Storage layer: Cassandra
Cassandra has been attracting much attention for its high availability and high throughput. It can handle considerable write load and has node fault tolerance. Based on cap principle, Cassandra can provide adjustable consistency / availability level for business operation.
What’s more interesting is that Cassandra has linear scalability in data processing (that is, load capacity can be increased by adding nodes to the cluster) and can provide cross data center replication (xdcr). In fact, in addition to data replication, cross data center replication can also achieve the following types of extension use cases:
The geographically distributed data center processes data oriented to a specific region or customer’s surrounding location.
Data migration between different data centers to achieve post failure recovery or to move data to a new data center.
Split operational workload and analysis workload.
But the above features also have their own implementation costs, and for Cassandra, this cost is reflected in the data model, which means that we need to group / classify partition keys and entries through clustering, so as to realize nested ordered mapping. Here is a simple example:
In order to get the specific data in a certain range, we must specify the full key, and do not allow any range delimitation except the last column in the list to be executed. This limitation is used to limit multiple scans for different ranges, otherwise it may bring random disk access and slow down the overall performance. This means that the data model must be carefully designed based on read queries to limit the amount of read / scan – but it will also lead to less flexibility in supporting new queries.
So if we need to add some tables to other tables, what should we do? Let’s consider the next scenario: total traffic calculation for all activities for a specific month.
Under a specific model, the only way to achieve this goal is to read all activities, read all events, summarize the attribute values (which match the activity ID) and assign them to activities. This kind of application operation is obviously very challenging, because the total amount of data stored in Casandra is often very large, and the memory capacity is not enough to accommodate it. So we have to deal with this kind of data in a distributed way, and spark will play an important role in this kind of use case.
Processing layer: Spark
The abstract core of spark mainly involves RDD (elastic distributed data set, a set of distributed elements) and workflow composed of the following four main stages:
The RDD operation (transformation and operation) is in the form of DAG (directed acyclic graph)
The DAG will be split according to each task phase and then submitted to the cluster manager
Each stage can be combined with tasks without shuffling / reassigning
The task runs on top of the working program, and the results are then returned to the client
Here is how we can use spark and Cassandra to solve the above problems:
The interaction to Cassandra is executed through spark Cassandra connector, which can make the whole process more intuitive and simple. Another interesting option is sparksql, which can translate SQL statements into a series of RDD operations.

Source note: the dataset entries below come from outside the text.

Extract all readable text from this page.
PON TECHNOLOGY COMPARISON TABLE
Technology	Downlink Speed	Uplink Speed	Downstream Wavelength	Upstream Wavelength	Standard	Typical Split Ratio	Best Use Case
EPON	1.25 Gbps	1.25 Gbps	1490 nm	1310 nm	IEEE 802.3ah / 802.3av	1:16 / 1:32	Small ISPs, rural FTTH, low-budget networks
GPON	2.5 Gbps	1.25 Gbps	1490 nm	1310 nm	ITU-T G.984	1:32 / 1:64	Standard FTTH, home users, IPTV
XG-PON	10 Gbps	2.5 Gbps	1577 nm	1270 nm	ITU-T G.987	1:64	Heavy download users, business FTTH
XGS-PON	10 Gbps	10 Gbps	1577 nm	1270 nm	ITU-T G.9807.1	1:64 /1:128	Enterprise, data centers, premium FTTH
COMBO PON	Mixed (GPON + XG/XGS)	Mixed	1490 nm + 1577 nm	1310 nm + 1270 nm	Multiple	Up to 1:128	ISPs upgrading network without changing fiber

With a few lines of code, we have been able to implement the native lambda design – which is obviously more complex, but this example shows that you have the ability to implement the given function in a simple way.

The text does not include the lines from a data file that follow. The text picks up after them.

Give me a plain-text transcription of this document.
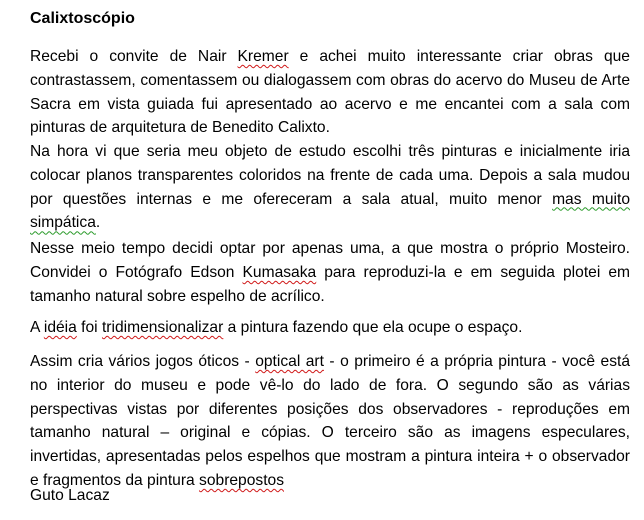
Calixtoscópio

Recebi o convite de Nair Kremer e achei muito interessante criar obras que contrastassem, comentassem ou dialogassem com obras do acervo do Museu de Arte Sacra em vista guiada fui apresentado ao acervo e me encantei com a sala com pinturas de arquitetura de Benedito Calixto.

Na hora vi que seria meu objeto de estudo escolhi três pinturas e inicialmente iria colocar planos transparentes coloridos na frente de cada uma. Depois a sala mudou por questões internas e me ofereceram a sala atual, muito menor mas muito simpática.

Nesse meio tempo decidi optar por apenas uma, a que mostra o próprio Mosteiro. Convidei o Fotógrafo Edson Kumasaka para reproduzi-la e em seguida plotei em tamanho natural sobre espelho de acrílico.

A idéia foi tridimensionalizar a pintura fazendo que ela ocupe o espaço.

Assim cria vários jogos óticos - optical art - o primeiro é a própria pintura - você está no interior do museu e pode vê-lo do lado de fora. O segundo são as várias perspectivas vistas por diferentes posições dos observadores - reproduções em tamanho natural – original e cópias. O terceiro são as imagens especulares, invertidas, apresentadas pelos espelhos que mostram a pintura inteira + o observador e fragmentos da pintura sobrepostos

Guto Lacaz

MapReduce like solution: shorten the distance between processing and data
Spark Cassandra connector has the ability to identify the location of data, and will read data from the nearest node in the cluster, so as to minimize the transmission requirements of data in the network. In order to give full play to the data location recognition ability of spark-c * connector, we should let spark working program cooperate with Cassandra node in parallel.
In addition to the cooperation between spark and Cassandra, we also have reasons to distinguish the operation (or high write strength) cluster from the analysis cluster, so as to ensure that:
Different clusters can scale independently
· data is replicated by Cassandra without other mechanisms
Analyze the different read / write load patterns of the cluster
The analysis cluster can accommodate additional data (such as dictionaries) and processing results
The impact of spark on resources is limited to a single cluster
Let’s review the application deployment options of spark again:
At present, we have three main cluster resource manager options to choose from:
· use spark alone — spark is the main body, and each working program is installed and executed in the form of independent application (this obviously increases the additional resource burden, and only supports the allocation of static resources for each working program)
If you already have a Hadoop ecosystem, horn is definitely a good option
Since the birth of mesos, the dynamic allocation of cluster resources has been considered in its design. Besides Hadoop applications, mesos is also suitable for handling all kinds of heterogeneous workloads
Mesos cluster is composed of master nodes, which are responsible for resource supply and scheduling, while slave nodes are actually responsible for task execution load. In Ha mode, we use multiple primary zookeeper nodes to select primary nodes and discover services. The applications executed on mesos are called “framework”, and use API to process resource supply and submit tasks to mesos. Generally speaking, the task execution process consists of the following steps:
The slave node provides available resources to the master node
The master node sends resource supply to the framework
The scheduler responds to these tasks and resource requirements for each task
The master node sends tasks to the slave node
Combining spark, mesos and Cassandra
As mentioned earlier, spark worker should cooperate with Cassandra nodes to realize data location identification capability to reduce network traffic and Cassandra cluster load. The following figure shows an example of a feasible deployment scenario using mesos to achieve this goal:
The master node of mesos cooperates with zookeeper
· mesos slave node cooperates with Cassandra node to provide more ideal data location for spark
· spark binaries are deployed to all work nodes, while spark binaries are deployed to all work nodes- env.sh Then configure the appropriate primary endpoint and actuator location
The spark actuator jar is uploaded to S3 / HDFS
According to the above setting process, spark tasks can be submitted to the cluster from any work node with spark binary file installed and uploaded with jar containing actual task logic by using simple spark submit call.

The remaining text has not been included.